L’art. 2 del Trattato sull’Unione europea dispone che essa rispetta libertà, Stato di diritto, diritti umani. Il Parlamento europeo il 12 settembre 2018 ha, con 448 voti a favore, 197 contrari e 48 astenuti, approvato una relazione della parlamentare Judith Sargentini secondo la quale c’è il rischio in Ungheria della violazione di ben 12 diritti fondamentali.

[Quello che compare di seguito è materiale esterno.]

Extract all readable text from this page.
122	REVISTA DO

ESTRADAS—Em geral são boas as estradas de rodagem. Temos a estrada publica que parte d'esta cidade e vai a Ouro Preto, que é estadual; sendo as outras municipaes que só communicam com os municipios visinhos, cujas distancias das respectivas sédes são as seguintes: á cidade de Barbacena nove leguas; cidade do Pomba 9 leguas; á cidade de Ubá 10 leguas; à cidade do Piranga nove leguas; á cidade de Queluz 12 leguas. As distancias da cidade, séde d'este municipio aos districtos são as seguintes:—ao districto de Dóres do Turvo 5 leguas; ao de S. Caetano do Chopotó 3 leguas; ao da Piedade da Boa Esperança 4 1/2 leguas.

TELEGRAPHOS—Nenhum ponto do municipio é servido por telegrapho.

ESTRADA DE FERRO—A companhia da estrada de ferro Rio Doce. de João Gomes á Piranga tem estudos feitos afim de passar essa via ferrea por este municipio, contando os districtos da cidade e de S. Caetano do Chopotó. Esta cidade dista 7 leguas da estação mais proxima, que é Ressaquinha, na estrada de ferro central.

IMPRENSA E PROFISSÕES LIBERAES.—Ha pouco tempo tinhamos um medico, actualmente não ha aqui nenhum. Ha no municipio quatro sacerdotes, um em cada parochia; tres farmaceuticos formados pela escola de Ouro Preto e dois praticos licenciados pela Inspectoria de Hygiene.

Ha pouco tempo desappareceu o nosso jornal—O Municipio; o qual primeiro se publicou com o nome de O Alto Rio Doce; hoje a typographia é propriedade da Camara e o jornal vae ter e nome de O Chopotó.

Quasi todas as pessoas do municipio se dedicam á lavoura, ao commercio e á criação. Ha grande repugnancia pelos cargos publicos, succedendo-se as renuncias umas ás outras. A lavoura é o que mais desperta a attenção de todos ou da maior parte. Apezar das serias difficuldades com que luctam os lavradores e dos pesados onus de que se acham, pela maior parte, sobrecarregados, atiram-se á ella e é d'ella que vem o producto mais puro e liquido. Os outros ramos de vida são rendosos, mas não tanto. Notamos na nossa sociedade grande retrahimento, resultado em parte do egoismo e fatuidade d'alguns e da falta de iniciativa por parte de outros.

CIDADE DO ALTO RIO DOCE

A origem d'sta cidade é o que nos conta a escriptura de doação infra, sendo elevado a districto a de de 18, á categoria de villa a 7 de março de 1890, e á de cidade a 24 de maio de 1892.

Purtroppo, il Consiglio europeo, dopo aver sentito nel settembre e dicembre 2019 il governo ungherese, non ha ancora proceduto alla constatazione di una “violazione grave e persistente dello Stato di diritto”, e il Parlamento è ritornato sul tema il 16 gennaio 2020, sollecitando il Consiglio europeo a tenere regolari udienze con il governo ungherese e a procedere secondo l’art. 7 del Trattato. Quindi non ha avuto seguito la procedura dell’articolo 7 del Trattato dell’Unione europea, che prevede una sequenza in tre fasi: messa in mora, decisione, sanzione. Siamo fermi alla messa in mora.
E questa nuova legge non ha provocato altre reazioni?
I governi di Belgio, Danimarca, Estonia, Finlandia, Francia, Germania, Grecia, Irlanda, Italia, Lettonia, Lituania, Lussemburgo, Olanda, Portogallo, Spagna, Svezia hanno, con dichiarazione diplomatica del 1° aprile, chiesto, in termini generali, che l’Unione accerti che la legislazione emergenziale non violi la democrazia, i diritti fondamentali, lo Stato di diritto e le libertà di manifestazione del pensiero e di stampa. Il governo ungherese afferma di aver sottoscritto questa dichiarazione. Alla tragedia si aggiunge la commedia.
Le reazioni delle forze politiche italiane?
Salvini ha dichiarato il 30 marzo che è “una libera scelta del Parlamento ungherese eletto democraticamente dai cittadini”. Non lo sfiora il dubbio che anche i rappresentanti del popolo democraticamente eletti possano sbagliare, come è accaduto in Italia negli anni Venti dello scorso secolo e in Germania dieci anni dopo. E non considera che egli non avrebbe oggi libertà di esprimersi se gli errori compiuti in Italia e Germania non fossero stati “corretti” da interventi esterni (allora fu necessaria una guerra).
Ma in Italia non si è fatto qualcosa di simile, con la legislazione di emergenza?
Le differenze sono molte. Il secondo decreto legge stabilisce un termine (31 luglio). Esso elenca le misure, a differenza del primo, che le elencava, ma poi lasciava la porta aperta ad atti innominati. Il governo non può sospendere leggi.
Si ripresenta il problema dei rapporti tra libertà e democrazia. Può un ordinamento democratico non essere liberale?
Tra liberalismo e democrazia c’è una duplice imbricazione, una funzionale, una storica. Dal punto di vista funzionale, se democrazia si identifica solo con il diritto di votare periodicamente, e si riconosce che possano essere limitate o compresse libertà di riunione, di associazione, di manifestazione del pensiero, le elezioni perdono di significato: non si avrebbe libertà di riunirsi di associarsi in partiti, di dibattere pubblicamente. Dunque, la democrazia contiene anche necessariamente dentro di sé i princìpi liberali. Inoltre, dal punto di vista storico, il democratismo è uno sviluppo del liberalismo, con cui per qualche tempo ha convissuto con frizioni. Ora, comunque, le democrazie sono parti di costruzioni politiche che si reggono su princìpi liberali, come la garanzia dei diritti, lo Stato di diritto, la separazione dei poteri, l’indipendenza dei giudici.